04/01/2026
Reflections from our experience Selma, AL.
April 1st, 2026. -- Virtually all of our 16 professional performing artists—dancers, poets, musicians and filmmakers -- have taught and mentored teenagers. It’s an important pillar of our mission and one we are delighted to ramp up in 2026. beheard.world company members spent much of March in Selma, AL mentoring teens at the Ellwood Christian Academy in dance and spoken word.
Our work in Selma is an extension of youth programming we began in 2014 in Metro Boston, Brooklyn and Baltimore. Our motivation goes to the core of what we’ve learned through many years of experience; that the arts are not a frill for young people today, they are a lifeline, especially for youth growing up in under‑resourced, inner‑city neighborhoods. Creative spaces become special sanctuaries where they can breathe, imagine, and be seen. In a world that often defines them by circumstance, the arts offer something radical: the chance to define themselves.
Onstage—or in a studio, a Restorative Justice circle, a rehearsal room—young people learn to translate their lived experiences into movement, rhythm, and story. That act of self‑expression is powerful. It teaches them that their voice carries weight, that their perspective matters, that their emotions are not liabilities but sources of truth.

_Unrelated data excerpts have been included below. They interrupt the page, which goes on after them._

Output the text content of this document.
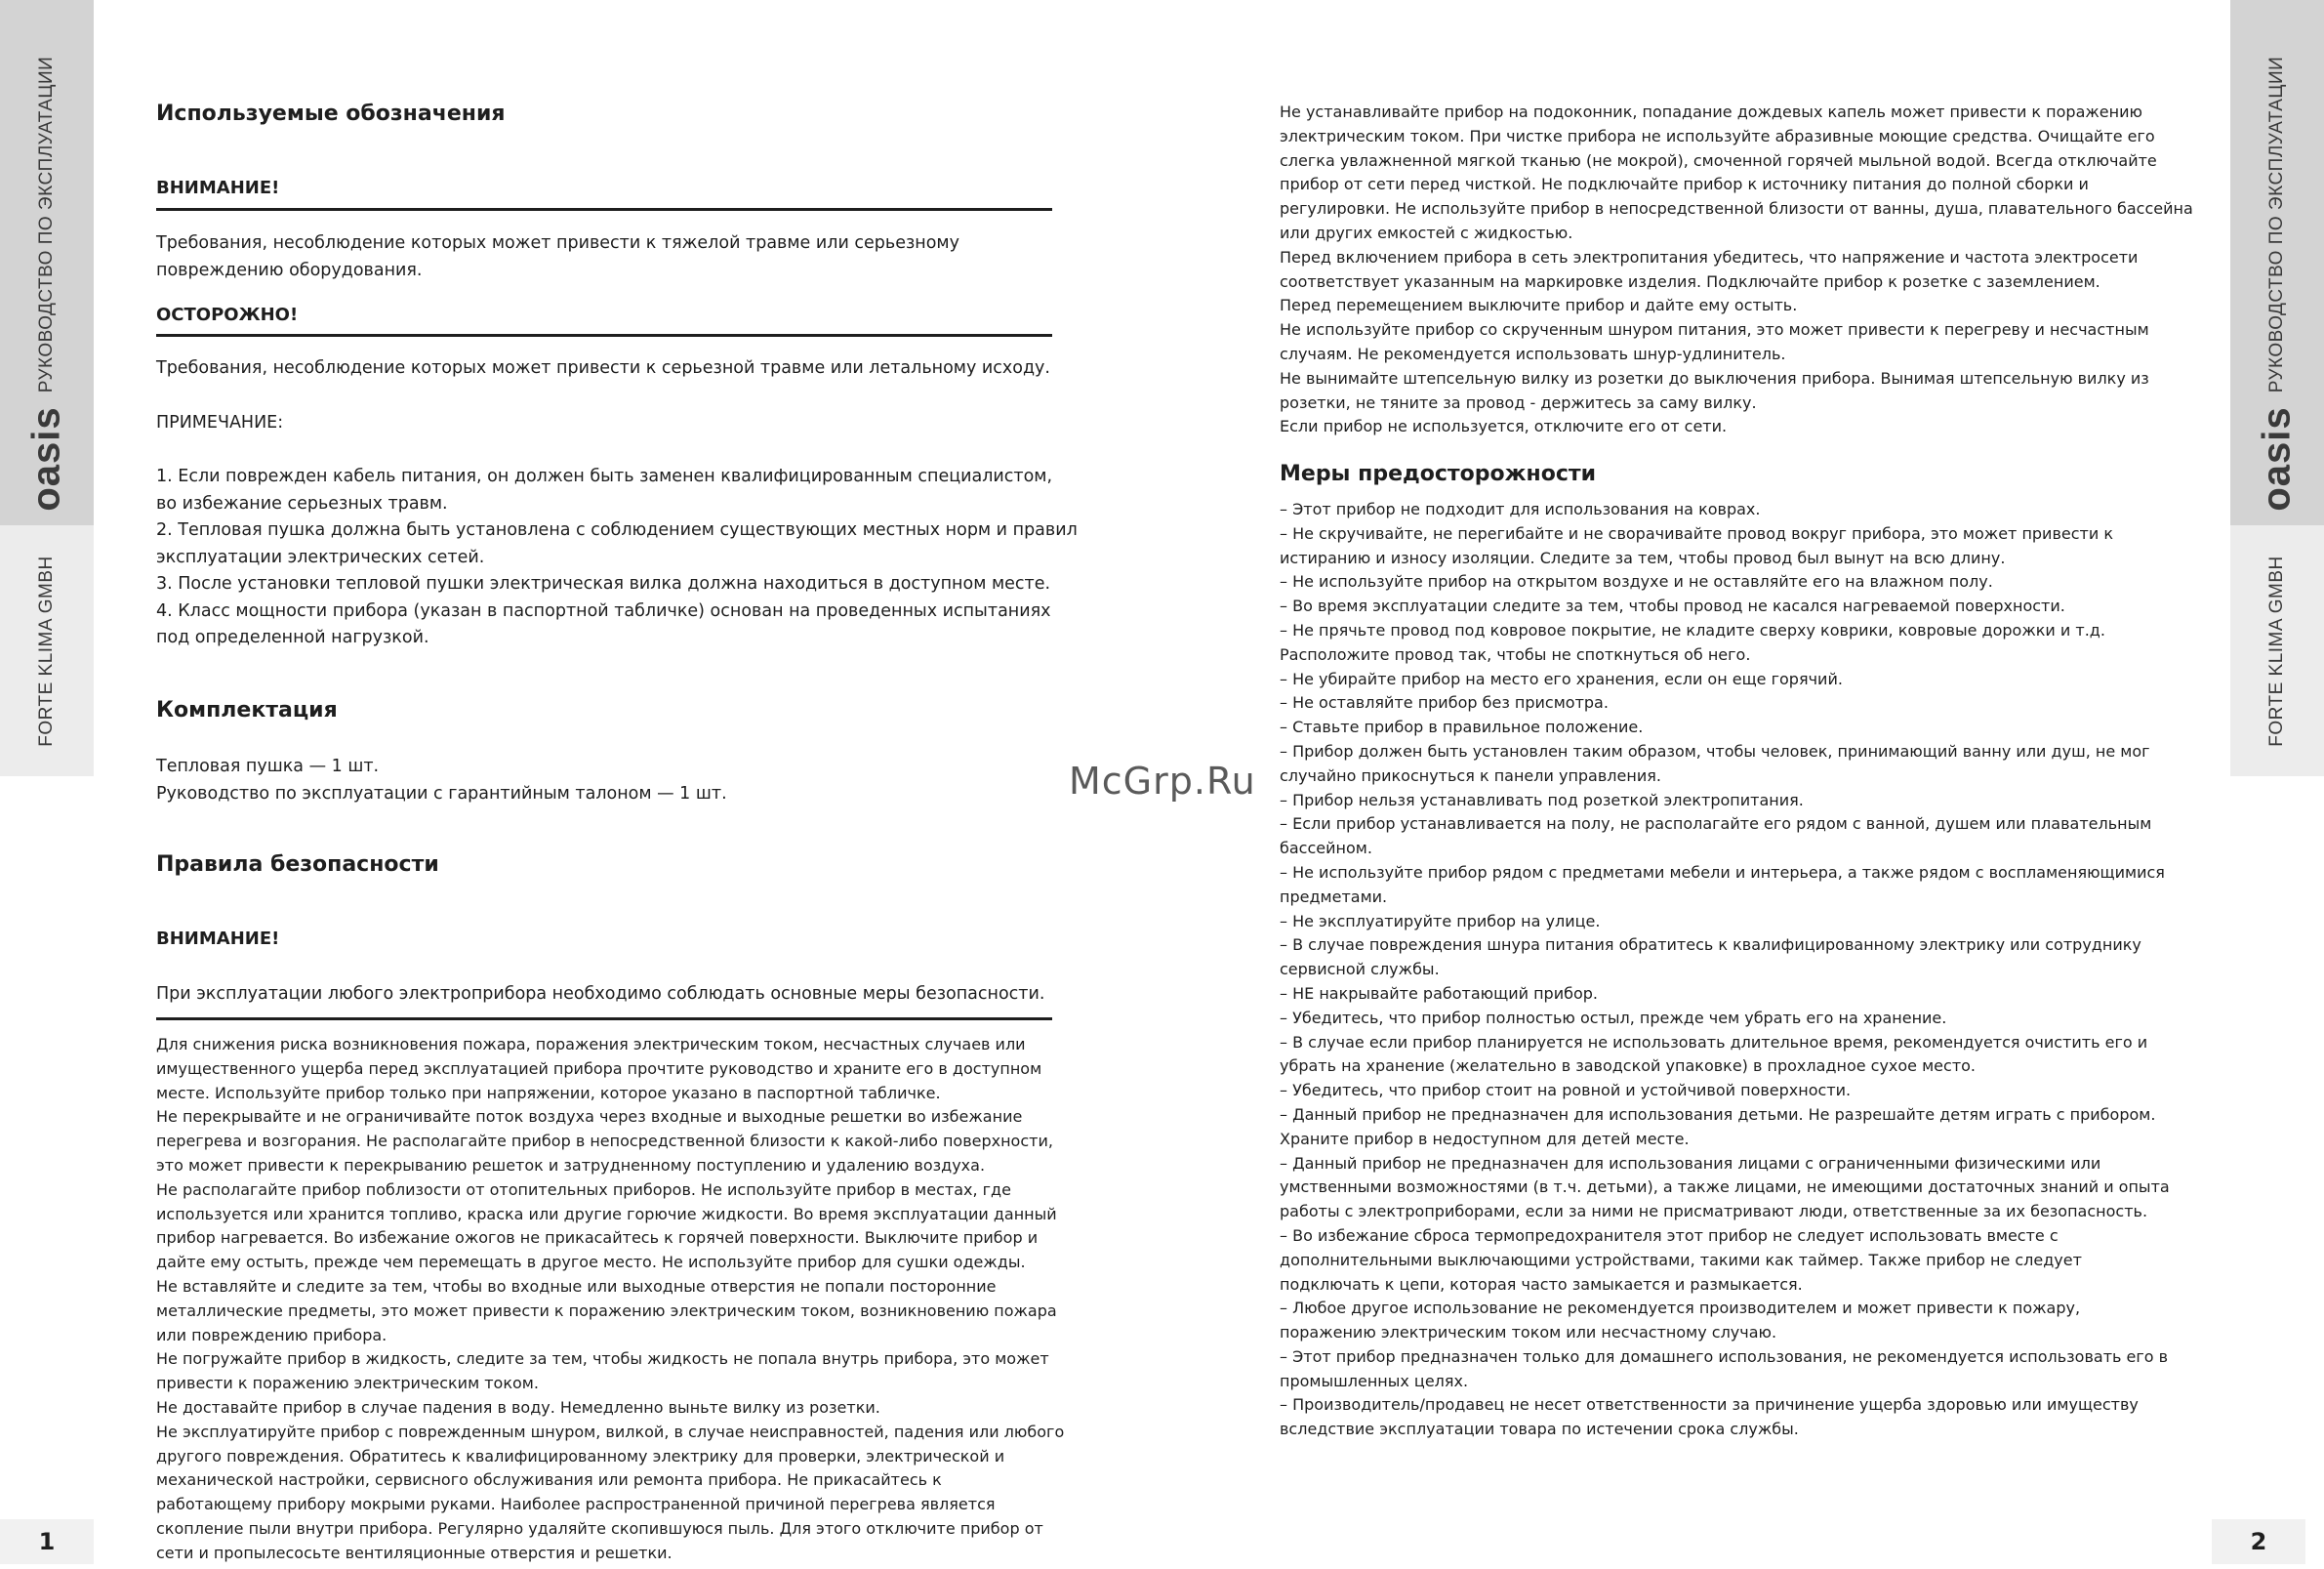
РУКОВОДСТВО ПО ЭКСПЛУАТАЦИИ
oasis
FORTE KLIMA GMBH
РУКОВОДСТВО ПО ЭКСПЛУАТАЦИИ
oasis
FORTE KLIMA GMBH
1	2
Используемые обозначения
ВНИМАНИЕ!
Требования, несоблюдение которых может привести к тяжелой травме или серьезному
повреждению оборудования.
ОСТОРОЖНО!
Требования, несоблюдение которых может привести к серьезной травме или летальному исходу.
ПРИМЕЧАНИЕ:
1. Если поврежден кабель питания, он должен быть заменен квалифицированным специалистом,
во избежание серьезных травм.
2. Тепловая пушка должна быть установлена с соблюдением существующих местных норм и правил
эксплуатации электрических сетей.
3. После установки тепловой пушки электрическая вилка должна находиться в доступном месте.
4. Класс мощности прибора (указан в паспортной табличке) основан на проведенных испытаниях
под определенной нагрузкой.
Комплектация
Тепловая пушка — 1 шт.
Руководство по эксплуатации с гарантийным талоном — 1 шт.
Правила безопасности
ВНИМАНИЕ!
При эксплуатации любого электроприбора необходимо соблюдать основные меры безопасности.
Для снижения риска возникновения пожара, поражения электрическим током, несчастных случаев или
имущественного ущерба перед эксплуатацией прибора прочтите руководство и храните его в доступном
месте. Используйте прибор только при напряжении, которое указано в паспортной табличке.
Не перекрывайте и не ограничивайте поток воздуха через входные и выходные решетки во избежание
перегрева и возгорания. Не располагайте прибор в непосредственной близости к какой-либо поверхности,
это может привести к перекрыванию решеток и затрудненному поступлению и удалению воздуха.
Не располагайте прибор поблизости от отопительных приборов. Не используйте прибор в местах, где
используется или хранится топливо, краска или другие горючие жидкости. Во время эксплуатации данный
прибор нагревается. Во избежание ожогов не прикасайтесь к горячей поверхности. Выключите прибор и
дайте ему остыть, прежде чем перемещать в другое место. Не используйте прибор для сушки одежды.
Не вставляйте и следите за тем, чтобы во входные или выходные отверстия не попали посторонние
металлические предметы, это может привести к поражению электрическим током, возникновению пожара
или повреждению прибора.
Не погружайте прибор в жидкость, следите за тем, чтобы жидкость не попала внутрь прибора, это может
привести к поражению электрическим током.
Не доставайте прибор в случае падения в воду. Немедленно выньте вилку из розетки.
Не эксплуатируйте прибор с поврежденным шнуром, вилкой, в случае неисправностей, падения или любого
другого повреждения. Обратитесь к квалифицированному электрику для проверки, электрической и
механической настройки, сервисного обслуживания или ремонта прибора. Не прикасайтесь к
работающему прибору мокрыми руками. Наиболее распространенной причиной перегрева является
скопление пыли внутри прибора. Регулярно удаляйте скопившуюся пыль. Для этого отключите прибор от
сети и пропылесосьте вентиляционные отверстия и решетки.
McGrp.Ru
Не устанавливайте прибор на подоконник, попадание дождевых капель может привести к поражению
электрическим током. При чистке прибора не используйте абразивные моющие средства. Очищайте его
слегка увлажненной мягкой тканью (не мокрой), смоченной горячей мыльной водой. Всегда отключайте
прибор от сети перед чисткой. Не подключайте прибор к источнику питания до полной сборки и
регулировки. Не используйте прибор в непосредственной близости от ванны, душа, плавательного бассейна
или других емкостей с жидкостью.
Перед включением прибора в сеть электропитания убедитесь, что напряжение и частота электросети
соответствует указанным на маркировке изделия. Подключайте прибор к розетке с заземлением.
Перед перемещением выключите прибор и дайте ему остыть.
Не используйте прибор со скрученным шнуром питания, это может привести к перегреву и несчастным
случаям. Не рекомендуется использовать шнур-удлинитель.
Не вынимайте штепсельную вилку из розетки до выключения прибора. Вынимая штепсельную вилку из
розетки, не тяните за провод - держитесь за саму вилку.
Если прибор не используется, отключите его от сети.
Меры предосторожности
– Этот прибор не подходит для использования на коврах.
– Не скручивайте, не перегибайте и не сворачивайте провод вокруг прибора, это может привести к
истиранию и износу изоляции. Следите за тем, чтобы провод был вынут на всю длину.
– Не используйте прибор на открытом воздухе и не оставляйте его на влажном полу.
– Во время эксплуатации следите за тем, чтобы провод не касался нагреваемой поверхности.
– Не прячьте провод под ковровое покрытие, не кладите сверху коврики, ковровые дорожки и т.д.
Расположите провод так, чтобы не споткнуться об него.
– Не убирайте прибор на место его хранения, если он еще горячий.
– Не оставляйте прибор без присмотра.
– Ставьте прибор в правильное положение.
– Прибор должен быть установлен таким образом, чтобы человек, принимающий ванну или душ, не мог
случайно прикоснуться к панели управления.
– Прибор нельзя устанавливать под розеткой электропитания.
– Если прибор устанавливается на полу, не располагайте его рядом с ванной, душем или плавательным
бассейном.
– Не используйте прибор рядом с предметами мебели и интерьера, а также рядом с воспламеняющимися
предметами.
– Не эксплуатируйте прибор на улице.
– В случае повреждения шнура питания обратитесь к квалифицированному электрику или сотруднику
сервисной службы.
– НЕ накрывайте работающий прибор.
– Убедитесь, что прибор полностью остыл, прежде чем убрать его на хранение.
– В случае если прибор планируется не использовать длительное время, рекомендуется очистить его и
убрать на хранение (желательно в заводской упаковке) в прохладное сухое место.
– Убедитесь, что прибор стоит на ровной и устойчивой поверхности.
– Данный прибор не предназначен для использования детьми. Не разрешайте детям играть с прибором.
Храните прибор в недоступном для детей месте.
– Данный прибор не предназначен для использования лицами с ограниченными физическими или
умственными возможностями (в т.ч. детьми), а также лицами, не имеющими достаточных знаний и опыта
работы с электроприборами, если за ними не присматривают люди, ответственные за их безопасность.
– Во избежание сброса термопредохранителя этот прибор не следует использовать вместе с
дополнительными выключающими устройствами, такими как таймер. Также прибор не следует
подключать к цепи, которая часто замыкается и размыкается.
– Любое другое использование не рекомендуется производителем и может привести к пожару,
поражению электрическим током или несчастному случаю.
– Этот прибор предназначен только для домашнего использования, не рекомендуется использовать его в
промышленных целях.
– Производитель/продавец не несет ответственности за причинение ущерба здоровью или имуществу
вследствие эксплуатации товара по истечении срока службы.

When a young person steps into a role, writes a poem, or dances through a fear they’ve never spoken aloud, they begin to understand themselves as creators in life-changing ways their confidence grows. Not the shallow confidence of performance for applause, but the deeper kind that comes from discovering new capacities within yourself. The arts help young people rewrite their internal narratives—shifting from “I can’t” to “I can,” from “I’m alone” to “I belong,” from “this is who I’ve been told I am” to “this is who I choose to become.”The performing arts don’t just change lives. By being heard, they reveal them.